Maaf, Bunga Acuan BI Memang Harus Naik

Salah satu tindakan nyata dari Bank Indonesia untuk menangani masalah inflasi yaitu melalui Gerakan Nasional Pengendalian Inflasi Pangan (GNPIP).

oleh Tira Santia diperbarui 31 Okt 2022, 10:45 WIB
Diterbitkan 31 Okt 2022, 10:45 WIB
BI Prediksi Inflasi Oktober Capai 0,05 Persen
Pedagang melayani pembeli di salah satu pasar tradisional di Jakarta, Rabu (26/10/2022). Bank Indonesia (BI) dalam Survei Pemantauan Harga (SPH) memperkirakan tingkat inflasi hingga minggu ketiga Oktober 2022 mencapai 0,05% secara bulanan (month-to-month/mtm). (Liputan6.com/Angga Yuniar)

Liputan6.com, Jakarta - Deputi Gubernur Bank Indonesia Dody Budi Waluyo, mengatakan bahwa Bank Indonesia (BI) kembali menaikkan BI 7-Day Reverse Repo Rate (BI7DRRR) sebesar 50 basis poin menjadi 4,75 persen ada Oktober ini sebagai langkah untuk menurunkan ekspektasi inflasi masih terlalu tinggi (overshooting).

Hal itu disampaikan dalam acara peresmian Gerakan Nasional Pengendalian Inflasi Pangan (GNPIP), yang dilaksanakan di Provinsi Sulawesi Tengah, Senin (31/10/2022).

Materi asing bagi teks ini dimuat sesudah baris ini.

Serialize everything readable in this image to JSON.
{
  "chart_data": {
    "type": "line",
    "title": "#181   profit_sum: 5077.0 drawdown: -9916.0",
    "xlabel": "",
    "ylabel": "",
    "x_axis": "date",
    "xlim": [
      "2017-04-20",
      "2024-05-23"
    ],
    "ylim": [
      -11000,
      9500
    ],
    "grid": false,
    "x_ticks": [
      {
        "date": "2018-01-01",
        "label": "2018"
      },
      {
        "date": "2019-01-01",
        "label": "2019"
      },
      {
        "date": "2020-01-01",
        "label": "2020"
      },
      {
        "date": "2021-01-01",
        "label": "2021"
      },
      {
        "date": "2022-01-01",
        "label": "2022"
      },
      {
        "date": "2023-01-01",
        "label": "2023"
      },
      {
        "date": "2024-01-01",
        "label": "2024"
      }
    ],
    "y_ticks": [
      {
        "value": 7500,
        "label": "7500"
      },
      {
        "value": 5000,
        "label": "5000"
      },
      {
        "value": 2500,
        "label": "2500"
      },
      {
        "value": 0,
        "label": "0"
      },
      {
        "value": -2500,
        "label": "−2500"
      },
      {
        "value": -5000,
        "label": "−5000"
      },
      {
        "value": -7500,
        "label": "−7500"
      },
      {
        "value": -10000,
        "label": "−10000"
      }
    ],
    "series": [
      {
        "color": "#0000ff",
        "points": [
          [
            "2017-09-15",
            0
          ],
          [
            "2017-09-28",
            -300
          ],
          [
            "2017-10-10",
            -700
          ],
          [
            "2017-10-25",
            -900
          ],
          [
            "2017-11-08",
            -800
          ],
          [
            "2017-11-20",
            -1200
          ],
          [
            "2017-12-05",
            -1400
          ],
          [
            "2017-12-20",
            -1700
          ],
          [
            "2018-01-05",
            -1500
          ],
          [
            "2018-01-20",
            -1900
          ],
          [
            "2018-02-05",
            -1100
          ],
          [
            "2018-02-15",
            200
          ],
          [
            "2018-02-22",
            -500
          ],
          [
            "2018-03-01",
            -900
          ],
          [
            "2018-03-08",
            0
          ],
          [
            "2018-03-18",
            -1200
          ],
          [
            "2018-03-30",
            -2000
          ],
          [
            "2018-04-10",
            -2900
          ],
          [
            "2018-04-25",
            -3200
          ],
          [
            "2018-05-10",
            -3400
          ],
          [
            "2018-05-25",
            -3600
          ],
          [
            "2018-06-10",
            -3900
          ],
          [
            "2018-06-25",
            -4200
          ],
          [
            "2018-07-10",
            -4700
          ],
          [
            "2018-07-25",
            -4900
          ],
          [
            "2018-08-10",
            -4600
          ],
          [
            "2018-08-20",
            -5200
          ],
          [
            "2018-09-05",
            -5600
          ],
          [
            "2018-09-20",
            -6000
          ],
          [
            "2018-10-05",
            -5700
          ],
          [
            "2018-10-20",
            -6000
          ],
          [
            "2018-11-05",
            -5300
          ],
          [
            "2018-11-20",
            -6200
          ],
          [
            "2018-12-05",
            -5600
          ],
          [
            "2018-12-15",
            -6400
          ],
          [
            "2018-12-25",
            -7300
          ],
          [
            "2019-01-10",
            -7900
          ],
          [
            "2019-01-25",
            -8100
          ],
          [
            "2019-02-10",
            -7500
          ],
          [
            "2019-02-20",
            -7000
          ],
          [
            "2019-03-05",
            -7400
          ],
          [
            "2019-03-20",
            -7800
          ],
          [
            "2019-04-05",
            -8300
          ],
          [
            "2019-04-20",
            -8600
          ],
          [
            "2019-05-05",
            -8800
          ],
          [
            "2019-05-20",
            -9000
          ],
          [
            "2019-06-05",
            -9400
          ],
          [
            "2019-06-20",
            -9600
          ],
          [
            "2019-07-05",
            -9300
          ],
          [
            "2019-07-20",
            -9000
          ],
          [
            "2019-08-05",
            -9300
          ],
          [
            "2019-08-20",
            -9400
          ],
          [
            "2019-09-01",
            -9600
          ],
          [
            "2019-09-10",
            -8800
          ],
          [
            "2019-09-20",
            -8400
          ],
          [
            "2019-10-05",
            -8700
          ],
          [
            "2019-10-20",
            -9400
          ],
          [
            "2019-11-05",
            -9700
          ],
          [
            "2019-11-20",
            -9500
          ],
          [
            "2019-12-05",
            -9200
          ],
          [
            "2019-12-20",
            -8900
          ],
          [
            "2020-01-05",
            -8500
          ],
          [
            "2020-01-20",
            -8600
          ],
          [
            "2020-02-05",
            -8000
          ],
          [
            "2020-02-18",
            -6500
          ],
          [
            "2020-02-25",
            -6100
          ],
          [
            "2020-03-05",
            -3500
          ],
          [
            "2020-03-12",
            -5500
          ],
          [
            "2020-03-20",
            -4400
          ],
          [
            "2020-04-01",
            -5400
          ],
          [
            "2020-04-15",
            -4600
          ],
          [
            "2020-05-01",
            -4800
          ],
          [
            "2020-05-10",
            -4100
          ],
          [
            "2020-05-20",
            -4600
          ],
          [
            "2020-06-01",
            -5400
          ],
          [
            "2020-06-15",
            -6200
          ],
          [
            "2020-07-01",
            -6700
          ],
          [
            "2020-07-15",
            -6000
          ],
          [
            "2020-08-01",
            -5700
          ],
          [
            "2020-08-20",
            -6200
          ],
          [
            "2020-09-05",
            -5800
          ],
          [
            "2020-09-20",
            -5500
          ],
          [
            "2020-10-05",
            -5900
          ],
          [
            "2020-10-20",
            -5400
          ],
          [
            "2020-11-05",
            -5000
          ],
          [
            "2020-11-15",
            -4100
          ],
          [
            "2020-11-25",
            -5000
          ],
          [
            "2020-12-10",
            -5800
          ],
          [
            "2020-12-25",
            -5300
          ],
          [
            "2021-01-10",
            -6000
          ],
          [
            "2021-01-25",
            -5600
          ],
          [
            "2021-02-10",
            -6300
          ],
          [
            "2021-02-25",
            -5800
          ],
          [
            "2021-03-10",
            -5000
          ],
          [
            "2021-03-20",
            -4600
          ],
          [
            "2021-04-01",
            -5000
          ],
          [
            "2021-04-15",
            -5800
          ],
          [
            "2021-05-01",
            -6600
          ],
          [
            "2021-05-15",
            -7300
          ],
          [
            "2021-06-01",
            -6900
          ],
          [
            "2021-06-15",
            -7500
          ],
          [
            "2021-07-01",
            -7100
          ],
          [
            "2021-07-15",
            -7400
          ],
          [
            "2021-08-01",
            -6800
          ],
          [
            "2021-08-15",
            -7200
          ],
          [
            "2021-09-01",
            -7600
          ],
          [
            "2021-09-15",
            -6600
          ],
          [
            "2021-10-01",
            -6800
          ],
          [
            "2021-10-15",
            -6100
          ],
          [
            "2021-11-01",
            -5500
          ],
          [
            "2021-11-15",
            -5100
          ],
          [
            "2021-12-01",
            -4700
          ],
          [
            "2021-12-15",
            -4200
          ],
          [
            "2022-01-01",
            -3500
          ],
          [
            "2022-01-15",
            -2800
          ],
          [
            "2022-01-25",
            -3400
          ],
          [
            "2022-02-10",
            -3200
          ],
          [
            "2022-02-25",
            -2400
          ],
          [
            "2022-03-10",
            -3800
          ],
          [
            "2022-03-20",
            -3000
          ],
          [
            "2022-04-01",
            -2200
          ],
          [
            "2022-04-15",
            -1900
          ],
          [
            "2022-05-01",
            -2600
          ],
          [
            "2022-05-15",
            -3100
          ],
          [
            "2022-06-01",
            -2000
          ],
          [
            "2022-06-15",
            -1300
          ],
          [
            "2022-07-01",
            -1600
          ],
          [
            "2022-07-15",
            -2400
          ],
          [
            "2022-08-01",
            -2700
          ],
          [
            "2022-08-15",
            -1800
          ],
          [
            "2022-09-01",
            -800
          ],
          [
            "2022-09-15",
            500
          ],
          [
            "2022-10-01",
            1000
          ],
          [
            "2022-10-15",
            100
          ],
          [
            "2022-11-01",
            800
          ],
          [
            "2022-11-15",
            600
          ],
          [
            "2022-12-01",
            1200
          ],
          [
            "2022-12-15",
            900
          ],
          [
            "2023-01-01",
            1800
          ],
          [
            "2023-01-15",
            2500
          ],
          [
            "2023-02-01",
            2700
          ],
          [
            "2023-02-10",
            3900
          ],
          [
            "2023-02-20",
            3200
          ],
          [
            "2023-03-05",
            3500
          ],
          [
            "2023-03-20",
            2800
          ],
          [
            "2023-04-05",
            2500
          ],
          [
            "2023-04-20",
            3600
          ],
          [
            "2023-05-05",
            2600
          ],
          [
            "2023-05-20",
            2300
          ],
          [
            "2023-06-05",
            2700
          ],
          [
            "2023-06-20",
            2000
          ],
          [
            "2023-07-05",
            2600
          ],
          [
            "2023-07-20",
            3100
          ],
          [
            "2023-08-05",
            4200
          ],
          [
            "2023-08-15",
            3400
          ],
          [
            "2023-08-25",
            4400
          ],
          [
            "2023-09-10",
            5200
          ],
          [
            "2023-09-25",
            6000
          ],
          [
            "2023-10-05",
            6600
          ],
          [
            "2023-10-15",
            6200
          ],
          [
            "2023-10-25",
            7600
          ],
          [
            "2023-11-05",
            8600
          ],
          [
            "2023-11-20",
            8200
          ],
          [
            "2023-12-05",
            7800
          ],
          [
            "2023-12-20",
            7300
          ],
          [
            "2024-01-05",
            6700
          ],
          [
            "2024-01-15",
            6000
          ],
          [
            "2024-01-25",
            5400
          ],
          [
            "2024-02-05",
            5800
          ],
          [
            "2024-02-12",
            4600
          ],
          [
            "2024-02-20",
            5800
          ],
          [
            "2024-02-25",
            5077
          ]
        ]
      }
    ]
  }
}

“Bank Indonesia baru saja menaikkan suku bunga karena kita melihat ada potensi baru inflasi kita akan naik karena permintaan kita akan meningkat. Mobilitas sudah bergerak, banyak orang belanja di mall-mall penuh, travel juga banyak, potensi demand-nya sekarang meningkat,” kata Dody.

Menurutnya, ekspektasi inflasi jika tidak segera ditangani dengan cepat, akan membentuk ekspektasi inflasi yang sangat tinggi di masyarakat. Oleh karena itu, dengan menaikkan suku bunga menjadi salah satu cara Bank Indonesia untuk menekan ekspektasi inflasi masyarakat terlalu jauh.

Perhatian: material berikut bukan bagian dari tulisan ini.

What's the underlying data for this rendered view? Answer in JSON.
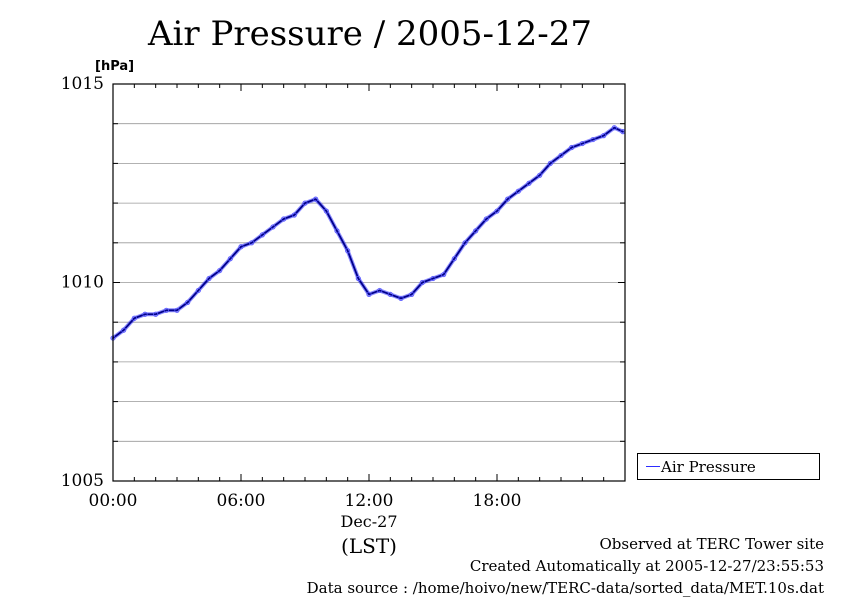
{
  "chart_data": {
    "type": "line",
    "title": "Air Pressure / 2005-12-27",
    "ylabel": "[hPa]",
    "xlabel": "(LST)",
    "x_date_label": "Dec-27",
    "ylim": [
      1005,
      1015
    ],
    "y_ticks": [
      "1005",
      "1010",
      "1015"
    ],
    "xlim": [
      "00:00",
      "24:00"
    ],
    "x_ticks": [
      "00:00",
      "06:00",
      "12:00",
      "18:00"
    ],
    "grid": true,
    "legend": "right-bottom",
    "series": [
      {
        "name": "Air Pressure",
        "color": "#2d2dff",
        "x_hours": [
          0.0,
          0.5,
          1.0,
          1.5,
          2.0,
          2.5,
          3.0,
          3.5,
          4.0,
          4.5,
          5.0,
          5.5,
          6.0,
          6.5,
          7.0,
          7.5,
          8.0,
          8.5,
          9.0,
          9.5,
          10.0,
          10.5,
          11.0,
          11.5,
          12.0,
          12.5,
          13.0,
          13.5,
          14.0,
          14.5,
          15.0,
          15.5,
          16.0,
          16.5,
          17.0,
          17.5,
          18.0,
          18.5,
          19.0,
          19.5,
          20.0,
          20.5,
          21.0,
          21.5,
          22.0,
          22.5,
          23.0,
          23.5,
          23.9
        ],
        "values": [
          1008.6,
          1008.8,
          1009.1,
          1009.2,
          1009.2,
          1009.3,
          1009.3,
          1009.5,
          1009.8,
          1010.1,
          1010.3,
          1010.6,
          1010.9,
          1011.0,
          1011.2,
          1011.4,
          1011.6,
          1011.7,
          1012.0,
          1012.1,
          1011.8,
          1011.3,
          1010.8,
          1010.1,
          1009.7,
          1009.8,
          1009.7,
          1009.6,
          1009.7,
          1010.0,
          1010.1,
          1010.2,
          1010.6,
          1011.0,
          1011.3,
          1011.6,
          1011.8,
          1012.1,
          1012.3,
          1012.5,
          1012.7,
          1013.0,
          1013.2,
          1013.4,
          1013.5,
          1013.6,
          1013.7,
          1013.9,
          1013.8
        ]
      }
    ]
  },
  "footer": {
    "observed": "Observed at TERC Tower site",
    "created": "Created Automatically at 2005-12-27/23:55:53",
    "source": "Data source : /home/hoivo/new/TERC-data/sorted_data/MET.10s.dat"
  }
}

“Yang kami takutkan inflasi ekspektasi, inflasi yang dibentuk oleh masyarakat besok, lusa, minggu depan, bulan depan, tahun depan. Ekspektasi itu paling bahaya kalau kita tidak atasi secara cepat,” ujarnya.

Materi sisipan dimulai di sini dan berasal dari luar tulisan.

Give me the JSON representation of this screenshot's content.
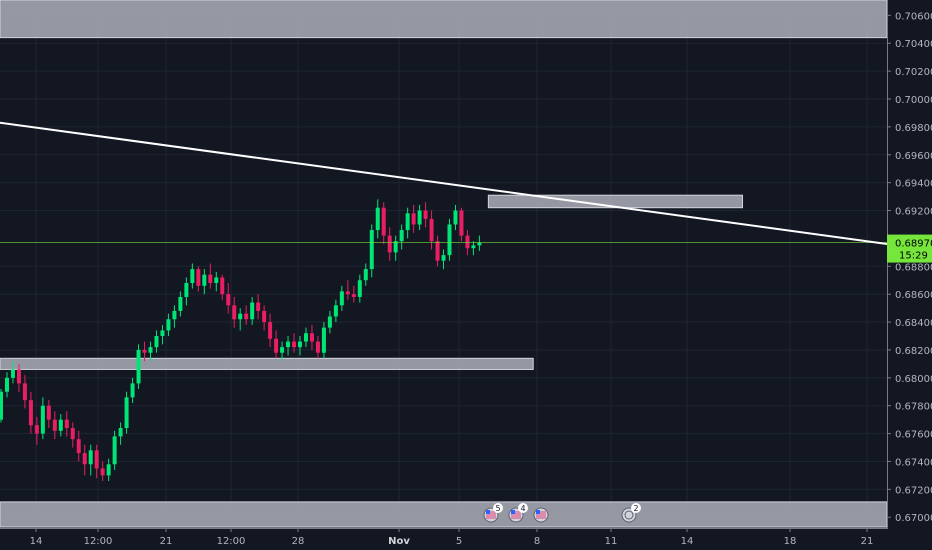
{
  "chart_data": {
    "type": "candlestick",
    "title": "",
    "xlabel": "",
    "ylabel": "",
    "ylim": [
      0.6693,
      0.7071
    ],
    "grid": true,
    "y_ticks": [
      "0.70600",
      "0.70400",
      "0.70200",
      "0.70000",
      "0.69800",
      "0.69600",
      "0.69400",
      "0.69200",
      "0.68800",
      "0.68600",
      "0.68400",
      "0.68200",
      "0.68000",
      "0.67800",
      "0.67600",
      "0.67400",
      "0.67200",
      "0.67000"
    ],
    "x_ticks": [
      "14",
      "12:00",
      "21",
      "12:00",
      "28",
      "Nov",
      "5",
      "8",
      "11",
      "14",
      "18",
      "21"
    ],
    "x_tick_bold": [
      "Nov"
    ],
    "current_price": "0.68970",
    "countdown": "15:29",
    "colors": {
      "background": "#131722",
      "up": "#00e676",
      "down": "#e91e63",
      "price_line": "#76e53c",
      "zone": "#b2b5be",
      "trendline": "#ffffff",
      "axis_text": "#b2b5be"
    },
    "zones": [
      {
        "label": "resistance-zone-top",
        "price_low": 0.7044,
        "price_high": 0.7071,
        "from_index": 0,
        "to_index": 200
      },
      {
        "label": "resistance-zone-mid",
        "price_low": 0.6922,
        "price_high": 0.6931,
        "from_index": 82,
        "to_index": 124
      },
      {
        "label": "support-zone",
        "price_low": 0.6806,
        "price_high": 0.6814,
        "from_index": 0,
        "to_index": 89
      },
      {
        "label": "support-zone-bottom",
        "price_low": 0.6693,
        "price_high": 0.6711,
        "from_index": 0,
        "to_index": 200
      }
    ],
    "trendline": {
      "from": {
        "index": 0,
        "price": 0.6983
      },
      "to": {
        "index": 200,
        "price": 0.6896
      }
    },
    "event_markers": [
      {
        "badge": "5",
        "flag": "us-flag"
      },
      {
        "badge": "4",
        "flag": "us-flag"
      },
      {
        "badge": "",
        "flag": "us-flag"
      },
      {
        "badge": "2",
        "flag": "globe"
      }
    ],
    "candles": [
      [
        0.677,
        0.6792,
        0.6768,
        0.679
      ],
      [
        0.679,
        0.6804,
        0.6786,
        0.68
      ],
      [
        0.68,
        0.6812,
        0.6796,
        0.6806
      ],
      [
        0.6806,
        0.681,
        0.679,
        0.6796
      ],
      [
        0.6796,
        0.6802,
        0.6778,
        0.6784
      ],
      [
        0.6784,
        0.679,
        0.676,
        0.6766
      ],
      [
        0.6766,
        0.6772,
        0.6752,
        0.676
      ],
      [
        0.676,
        0.6786,
        0.6756,
        0.678
      ],
      [
        0.678,
        0.6784,
        0.6764,
        0.677
      ],
      [
        0.677,
        0.6776,
        0.6756,
        0.6762
      ],
      [
        0.6762,
        0.6774,
        0.6758,
        0.677
      ],
      [
        0.677,
        0.6776,
        0.6758,
        0.6764
      ],
      [
        0.6764,
        0.6768,
        0.675,
        0.6756
      ],
      [
        0.6756,
        0.6762,
        0.674,
        0.6746
      ],
      [
        0.6746,
        0.6752,
        0.673,
        0.6738
      ],
      [
        0.6738,
        0.6752,
        0.673,
        0.6748
      ],
      [
        0.6748,
        0.6752,
        0.6728,
        0.6735
      ],
      [
        0.6735,
        0.674,
        0.6726,
        0.673
      ],
      [
        0.673,
        0.6742,
        0.6726,
        0.6738
      ],
      [
        0.6738,
        0.6762,
        0.6734,
        0.6758
      ],
      [
        0.6758,
        0.6768,
        0.6752,
        0.6764
      ],
      [
        0.6764,
        0.679,
        0.676,
        0.6786
      ],
      [
        0.6786,
        0.68,
        0.6782,
        0.6796
      ],
      [
        0.6796,
        0.6824,
        0.6792,
        0.682
      ],
      [
        0.682,
        0.6826,
        0.6812,
        0.6818
      ],
      [
        0.6818,
        0.6826,
        0.6812,
        0.6822
      ],
      [
        0.6822,
        0.6834,
        0.6818,
        0.683
      ],
      [
        0.683,
        0.6838,
        0.6824,
        0.6834
      ],
      [
        0.6834,
        0.6846,
        0.683,
        0.6842
      ],
      [
        0.6842,
        0.6852,
        0.6836,
        0.6848
      ],
      [
        0.6848,
        0.6862,
        0.6844,
        0.6858
      ],
      [
        0.6858,
        0.6872,
        0.6852,
        0.6868
      ],
      [
        0.6868,
        0.6882,
        0.6864,
        0.6878
      ],
      [
        0.6878,
        0.688,
        0.6862,
        0.6866
      ],
      [
        0.6866,
        0.6878,
        0.686,
        0.6874
      ],
      [
        0.6874,
        0.6882,
        0.6864,
        0.6868
      ],
      [
        0.6868,
        0.6876,
        0.6862,
        0.6872
      ],
      [
        0.6872,
        0.6874,
        0.6856,
        0.686
      ],
      [
        0.686,
        0.6868,
        0.6846,
        0.6852
      ],
      [
        0.6852,
        0.6858,
        0.6836,
        0.6842
      ],
      [
        0.6842,
        0.685,
        0.6834,
        0.6846
      ],
      [
        0.6846,
        0.6852,
        0.6838,
        0.6842
      ],
      [
        0.6842,
        0.6858,
        0.6838,
        0.6854
      ],
      [
        0.6854,
        0.686,
        0.6842,
        0.6848
      ],
      [
        0.6848,
        0.6852,
        0.6834,
        0.684
      ],
      [
        0.684,
        0.6846,
        0.6822,
        0.6828
      ],
      [
        0.6828,
        0.6834,
        0.6814,
        0.6818
      ],
      [
        0.6818,
        0.6826,
        0.6812,
        0.6822
      ],
      [
        0.6822,
        0.683,
        0.6816,
        0.6826
      ],
      [
        0.6826,
        0.6832,
        0.6818,
        0.6822
      ],
      [
        0.6822,
        0.683,
        0.6816,
        0.6826
      ],
      [
        0.6826,
        0.6836,
        0.6822,
        0.6832
      ],
      [
        0.6832,
        0.6838,
        0.682,
        0.6826
      ],
      [
        0.6826,
        0.683,
        0.6814,
        0.6818
      ],
      [
        0.6818,
        0.684,
        0.6814,
        0.6836
      ],
      [
        0.6836,
        0.6848,
        0.6832,
        0.6844
      ],
      [
        0.6844,
        0.6856,
        0.684,
        0.6852
      ],
      [
        0.6852,
        0.6866,
        0.6848,
        0.6862
      ],
      [
        0.6862,
        0.687,
        0.6856,
        0.686
      ],
      [
        0.686,
        0.6866,
        0.6854,
        0.6858
      ],
      [
        0.6858,
        0.6874,
        0.6854,
        0.687
      ],
      [
        0.687,
        0.6882,
        0.6866,
        0.6878
      ],
      [
        0.6878,
        0.691,
        0.6872,
        0.6906
      ],
      [
        0.6906,
        0.6928,
        0.69,
        0.6922
      ],
      [
        0.6922,
        0.6926,
        0.6896,
        0.6902
      ],
      [
        0.6902,
        0.6908,
        0.6884,
        0.689
      ],
      [
        0.689,
        0.6902,
        0.6884,
        0.6898
      ],
      [
        0.6898,
        0.691,
        0.6892,
        0.6906
      ],
      [
        0.6906,
        0.6922,
        0.69,
        0.6918
      ],
      [
        0.6918,
        0.6924,
        0.6904,
        0.691
      ],
      [
        0.691,
        0.6924,
        0.6906,
        0.692
      ],
      [
        0.692,
        0.6926,
        0.6908,
        0.6914
      ],
      [
        0.6914,
        0.692,
        0.6892,
        0.6898
      ],
      [
        0.6898,
        0.6902,
        0.688,
        0.6884
      ],
      [
        0.6884,
        0.6892,
        0.6878,
        0.6888
      ],
      [
        0.6888,
        0.6914,
        0.6884,
        0.691
      ],
      [
        0.691,
        0.6924,
        0.6906,
        0.692
      ],
      [
        0.692,
        0.6922,
        0.6898,
        0.6902
      ],
      [
        0.6902,
        0.6906,
        0.6888,
        0.6893
      ],
      [
        0.6893,
        0.6898,
        0.6888,
        0.6895
      ],
      [
        0.6895,
        0.6902,
        0.6891,
        0.6897
      ]
    ]
  }
}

Dia pun mencontohkan bentuk ekspektasi inflasi yang sifatnya temporer seperti masalah cabai pasokannya berkurang sehingga menyebabkan harga cabai naik. Menurut dia, jika tidak diatasi segera, maka akan membentuk ekspektasi harga cabai akan naik terus dalam beberapa minggu sampai bulan depan.

“Oleh karena itu menjadi penting bagi Bank Indonesia untuk memerangi ekspektasi inflasi. Bukan hanya Bank Indonesia sebenarnya, tapi seluruh Bank Sentral yang punya mandate kepada inflasi dia harus bicara soal ekspektasi, dan ekspektasi itu harus dibuktikan dengan tindakan nyata dari otoritas untuk mengatasi masalah inflasi itu,” ujarnya.

Salah satu tindakan nyata dari Bank Indonesia untuk menangani masalah inflasi yaitu melalui Gerakan Nasional Pengendalian Inflasi Pangan (GNPIP), yang berkolaborasi dengan Pemerintah daerah di berbagai Provinsi di Indonesia.

“Kami sangat senang Bank Indonesia punya komitmen yang tinggi untuk bersama-sama dengan Kementerian Lembaga terkait, termasuk Pemerintah daerah untuk memastikan permasalah inflasi ini kita atasi,” pungkasnya.

Ekonomi 2023 Diramal Gelap, Sri Mulyani: Ini Waspada, Bukan Menakut-nakuti

BI Prediksi Inflasi Oktober Capai 0,05 Persen
Pedagang beraktivitas di salah satu pasar tradisional di Jakarta, Rabu (26/10/2022). Bank Indonesia (BI) dalam Survei Pemantauan Harga (SPH) memperkirakan tingkat inflasi hingga minggu ketiga Oktober 2022 mencapai 0,05% secara bulanan (month-to-month/mtm). (Liputan6.com/Angga Yuniar)

Sebelumnya, Menteri Keuangan (Menkeu) Sri Mulyani Indrawati mengatakan, prospek ekonomi global yang diprediksi “Gelap” oleh Dana Moneter Internasional atau International Monetary Fund (IMF) bukan menakut-nakuti, tapi bentuk suatu kewaspadaan.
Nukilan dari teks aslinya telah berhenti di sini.